Localizador de llaves
Invento para geeks despistados: el Loc8or (”loqueitor”), por unos $100.
El cacharro en cuestión es como un radar. Me encanta; es como el trasto que usaba el Equipo A en los ‘80 para perseguir al matón de turno. Colocas en el “objetivo” un localizador del tamaño de un botón (un botón gordo, gordo) y el “radar” de mano te guía hasta él. Útil para encontrar las llaves del coche, que suelen obedecer a Heisenberg. Además, acaban de sacar uno de tamaño ultracompacto.
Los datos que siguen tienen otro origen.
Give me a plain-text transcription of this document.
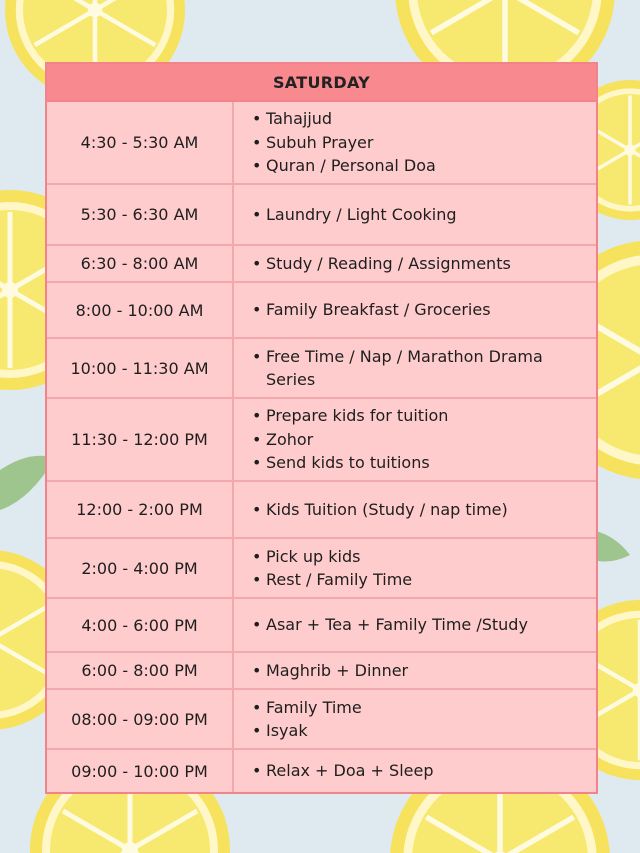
SATURDAY
4:30 - 5:30 AM
• Tahajjud
• Subuh Prayer
• Quran / Personal Doa
5:30 - 6:30 AM	• Laundry / Light Cooking
6:30 - 8:00 AM	• Study / Reading / Assignments
8:00 - 10:00 AM	• Family Breakfast / Groceries
10:00 - 11:30 AM
• Free Time / Nap / Marathon Drama Series
11:30 - 12:00 PM
• Prepare kids for tuition
• Zohor
• Send kids to tuitions
12:00 - 2:00 PM	• Kids Tuition (Study / nap time)
2:00 - 4:00 PM
• Pick up kids
• Rest / Family Time
4:00 - 6:00 PM	• Asar + Tea + Family Time /Study
6:00 - 8:00 PM	• Maghrib + Dinner
08:00 - 09:00 PM
• Family Time
• Isyak
09:00 - 10:00 PM	• Relax + Doa + Sleep
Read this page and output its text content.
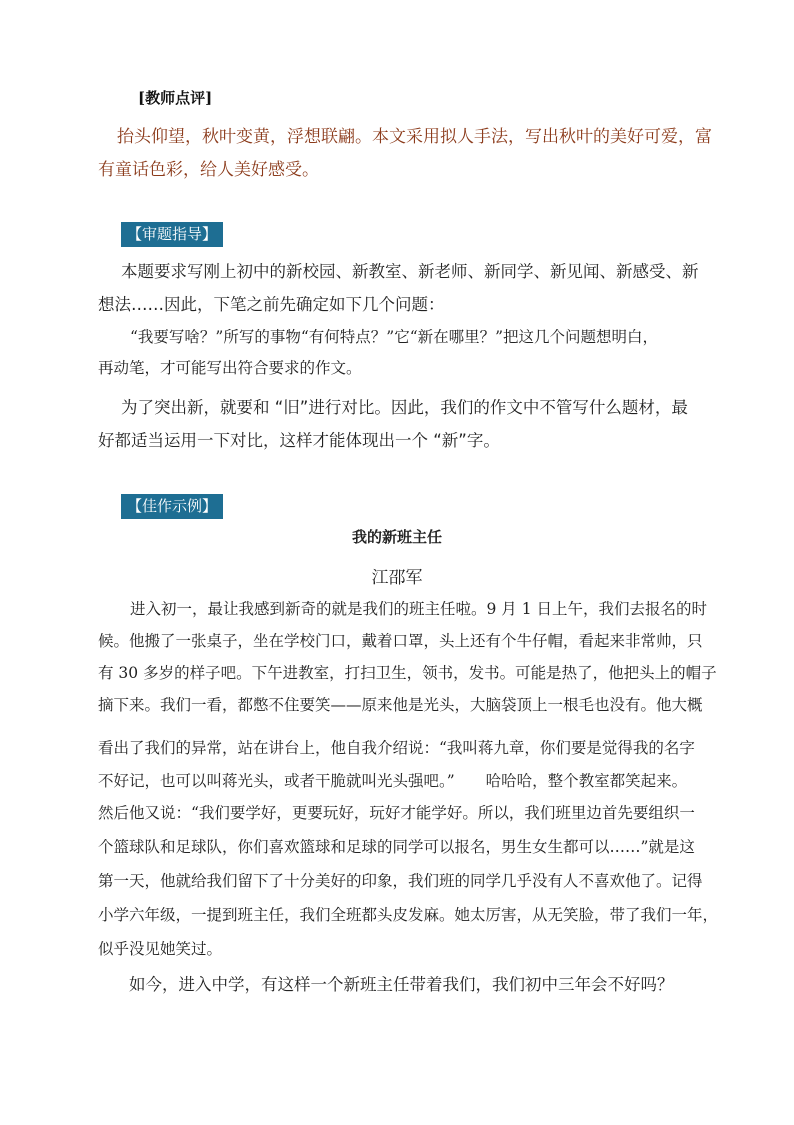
[教师点评]
抬头仰望，秋叶变黄，浮想联翩。本文采用拟人手法，写出秋叶的美好可爱，富
有童话色彩，给人美好感受。
【审题指导】
本题要求写刚上初中的新校园、新教室、新老师、新同学、新见闻、新感受、新
想法……因此，下笔之前先确定如下几个问题：
“我要写啥？”所写的事物“有何特点？”它“新在哪里？”把这几个问题想明白，
再动笔，才可能写出符合要求的作文。
为了突出新，就要和 “旧”进行对比。因此，我们的作文中不管写什么题材，最
好都适当运用一下对比，这样才能体现出一个 “新”字。
【佳作示例】
我的新班主任
江邵军
进入初一，最让我感到新奇的就是我们的班主任啦。9 月 1 日上午，我们去报名的时
候。他搬了一张桌子，坐在学校门口，戴着口罩，头上还有个牛仔帽，看起来非常帅，只
有 30 多岁的样子吧。下午进教室，打扫卫生，领书，发书。可能是热了，他把头上的帽子
摘下来。我们一看，都憋不住要笑——原来他是光头，大脑袋顶上一根毛也没有。他大概
看出了我们的异常，站在讲台上，他自我介绍说：“我叫蒋九章，你们要是觉得我的名字
不好记，也可以叫蒋光头，或者干脆就叫光头强吧。”　　哈哈哈，整个教室都笑起来。
然后他又说：“我们要学好，更要玩好，玩好才能学好。所以，我们班里边首先要组织一
个篮球队和足球队，你们喜欢篮球和足球的同学可以报名，男生女生都可以……”就是这
第一天，他就给我们留下了十分美好的印象，我们班的同学几乎没有人不喜欢他了。记得
小学六年级，一提到班主任，我们全班都头皮发麻。她太厉害，从无笑脸，带了我们一年，
似乎没见她笑过。
如今，进入中学，有这样一个新班主任带着我们，我们初中三年会不好吗？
He probado con anterioridad un chisme como este que fabricaba The Sharper Image. El problema era que se le agotaban las pilas a las etiquetas electrónicas, las cuales llevaban su propio altavoz.
Bien, vamos con la chicha: ¿para qué narices puede alguien querer, en su sano juicio, organizar en su amable domicilio un entorno parecido a “Battle Royale”? ¿Tan paranoide estoy que necesito este trasto? ¿Que basura de “mejora en los tiempos de reacción” voy a obtener a la hora de salir de casa? ¿Existe un universo paralelo donde mis llaves pasan cierta parte de su existencia? ¿Merece la pena luchar contra la entropía? ¿No se pasaron de moda los localizadores de llaves por “silbido” o “palmada”?
No importa. Un geek obtiene placer eliminando sensaciones negativas (como la pérdida de las llaves) a través de parches tecnológicos. No es un trasto… es filosofía.